The Centre has held northern states responsible for the grid failure that plunged large parts of the region into darkness on Friday and Saturday.
The power ministry’s advisory body, Central Electricity Authority (CEA), said the tripping of 36 transmission lines could have been avoided had the states followed its advisories. “Despite repeated reminders to replace porcelain insulators with polymer ones ... the states didn’t take timely measures,” CEA chairman Rakesh Nath said.
The statement came after the CEA and PowerGrid Corporation of India Ltd (PGCIL), the agency responsible for managing transmission, reviewed the power situation.
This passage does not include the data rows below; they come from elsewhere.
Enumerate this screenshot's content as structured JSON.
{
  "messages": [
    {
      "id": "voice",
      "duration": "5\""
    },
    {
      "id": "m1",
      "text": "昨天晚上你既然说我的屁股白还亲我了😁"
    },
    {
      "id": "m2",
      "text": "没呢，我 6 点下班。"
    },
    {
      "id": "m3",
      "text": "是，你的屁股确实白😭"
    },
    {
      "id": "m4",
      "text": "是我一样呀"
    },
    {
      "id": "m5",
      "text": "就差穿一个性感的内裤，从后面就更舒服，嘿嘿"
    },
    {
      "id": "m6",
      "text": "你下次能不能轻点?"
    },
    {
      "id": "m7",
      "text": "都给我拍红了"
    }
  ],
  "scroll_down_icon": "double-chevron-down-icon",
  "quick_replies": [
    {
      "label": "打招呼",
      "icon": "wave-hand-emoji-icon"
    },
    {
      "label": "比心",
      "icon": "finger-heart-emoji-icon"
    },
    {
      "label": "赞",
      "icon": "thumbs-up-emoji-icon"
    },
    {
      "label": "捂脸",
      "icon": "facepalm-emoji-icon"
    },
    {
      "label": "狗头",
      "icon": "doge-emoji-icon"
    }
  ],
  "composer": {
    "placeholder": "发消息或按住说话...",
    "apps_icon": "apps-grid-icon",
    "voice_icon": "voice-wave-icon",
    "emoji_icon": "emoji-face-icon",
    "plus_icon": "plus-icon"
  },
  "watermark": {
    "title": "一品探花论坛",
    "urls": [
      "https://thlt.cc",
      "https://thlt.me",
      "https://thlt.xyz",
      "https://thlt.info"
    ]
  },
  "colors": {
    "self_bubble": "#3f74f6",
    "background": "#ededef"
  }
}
The Northern Load Dispatch Centre, under the PGCIL, is responsible for managing the northern grid that supplies power to Delhi, Haryana, Punjab, Uttar Pradesh, Rajasthan and Jammu & Kashmir.
Almost 7,500 Megawatts (MW) load was affected (one MW can light 25,000 tubelights). “A repeat of the situation cannot be ruled out,” chairman and managing director of PGCIL, S.K. Chaturvedi, said. “The pollutant deposits on the lines during foggy seasons lead to such a situation.”
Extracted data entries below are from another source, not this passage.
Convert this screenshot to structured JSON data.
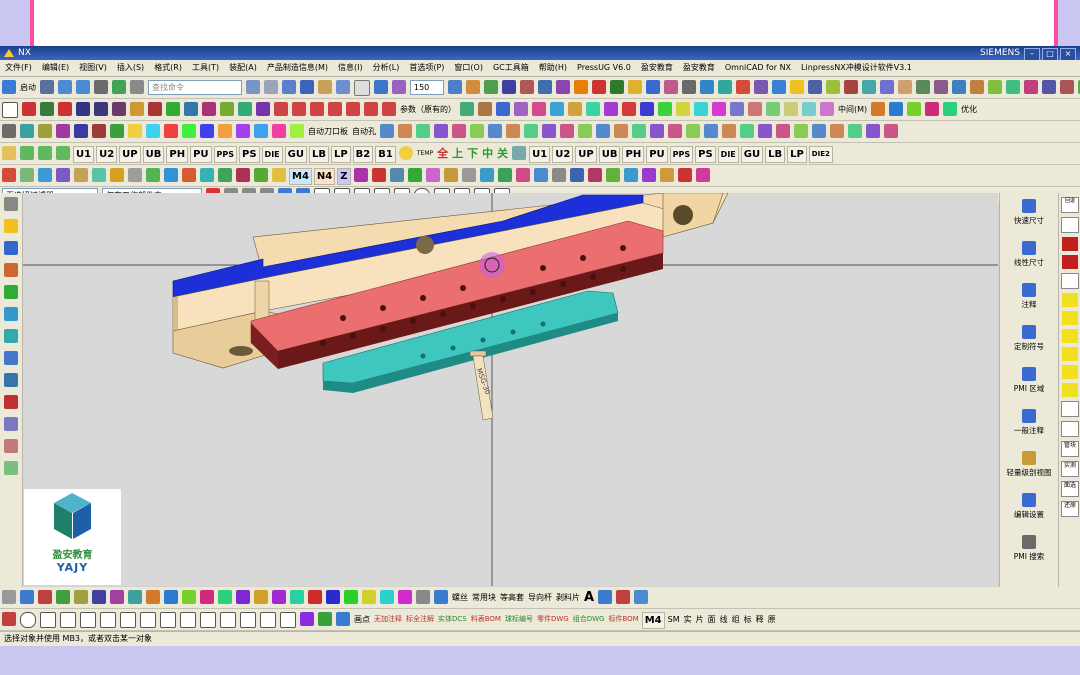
{
  "window": {
    "title": "NX",
    "title_right": "SIEMENS"
  },
  "menu": [
    "文件(F)",
    "编辑(E)",
    "视图(V)",
    "插入(S)",
    "格式(R)",
    "工具(T)",
    "装配(A)",
    "产品制造信息(M)",
    "信息(I)",
    "分析(L)",
    "首选项(P)",
    "窗口(O)",
    "GC工具箱",
    "帮助(H)",
    "PressUG V6.0",
    "盈安教育",
    "盈安教育",
    "OmniCAD for NX",
    "LinpressNX冲模设计软件V3.1"
  ],
  "toolbar": {
    "start_label": "启动",
    "search_placeholder": "查找命令",
    "zoom_value": "150",
    "parameter_label": "参数（原有的）",
    "auto_tool_label": "自动刀口板",
    "auto_hole_label": "自动孔",
    "middle_label": "中间(M)",
    "optimize_label": "优化",
    "die_buttons": [
      "U1",
      "U2",
      "UP",
      "UB",
      "PH",
      "PU",
      "PPS",
      "PS",
      "DIE",
      "GU",
      "LB",
      "LP",
      "B2",
      "B1"
    ],
    "die_buttons_right": [
      "U1",
      "U2",
      "UP",
      "UB",
      "PH",
      "PU",
      "PPS",
      "PS",
      "DIE",
      "GU",
      "LB",
      "LP"
    ],
    "die2": "DIE2",
    "temp_label": "TEMP",
    "colored_chars": [
      "全",
      "上",
      "下",
      "中",
      "关"
    ],
    "m4": "M4",
    "n4": "N4",
    "z": "Z"
  },
  "selection": {
    "filter_value": "无选择过滤器",
    "scope_value": "仅在工作部件内"
  },
  "right_panel": [
    {
      "label": "快速尺寸",
      "icon": "quick-dimension-icon"
    },
    {
      "label": "线性尺寸",
      "icon": "linear-dimension-icon"
    },
    {
      "label": "注释",
      "icon": "note-icon"
    },
    {
      "label": "定制符号",
      "icon": "custom-symbol-icon"
    },
    {
      "label": "PMI 区域",
      "icon": "pmi-region-icon"
    },
    {
      "label": "一般注释",
      "icon": "general-note-icon"
    },
    {
      "label": "轻量级剖视图",
      "icon": "lightweight-section-icon"
    },
    {
      "label": "编辑设置",
      "icon": "edit-settings-icon"
    },
    {
      "label": "PMI 搜索",
      "icon": "pmi-search-icon"
    }
  ],
  "far_right": [
    "回退",
    "",
    "",
    "",
    "",
    "",
    "",
    "",
    "",
    "",
    "",
    "",
    "",
    "管块",
    "实测",
    "面选",
    "还原"
  ],
  "bottom_toolbar": {
    "labels": [
      "螺丝",
      "常用块",
      "等高套",
      "导向杆",
      "剥料片"
    ],
    "font_a": "A",
    "mid_labels": [
      "无加注释",
      "标全注解",
      "实体DCS",
      "料表BOM",
      "球标编号",
      "零件DWG",
      "组合DWG",
      "标件BOM"
    ],
    "m4": "M4",
    "sm": "SM",
    "tail": [
      "实",
      "片",
      "面",
      "线",
      "组",
      "标",
      "释",
      "原"
    ],
    "draw_label": "画点"
  },
  "status": {
    "message": "选择对象并使用 MB3，或者双击某一对象"
  },
  "watermark": {
    "chinese": "盈安教育",
    "english": "YAJY"
  },
  "part_label": "MSG-30",
  "colors": {
    "overlay_bg": "#c9c6f2",
    "title_pink": "#e6338a",
    "beige_plate": "#f5dcb0",
    "blue_plate": "#1c2fd8",
    "red_plate": "#ec6f6f",
    "cyan_block": "#3ec7bf"
  }
}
S.C. Sabharwal, member (transmission) of the Punjab State Electricity Board, however, said, “All 400 KVA lines are managed, maintained and repaired by the PowerGrid. So, it is the corporation which is to be blamed.”
The Uttar Pradesh Power Transmission Corporation Ltd said it was not correct to blame states. “Maintenance of transmission lines is such a complicated ... task that at times they do trip despite taking all precautions,” executive director Ashok Kumar said.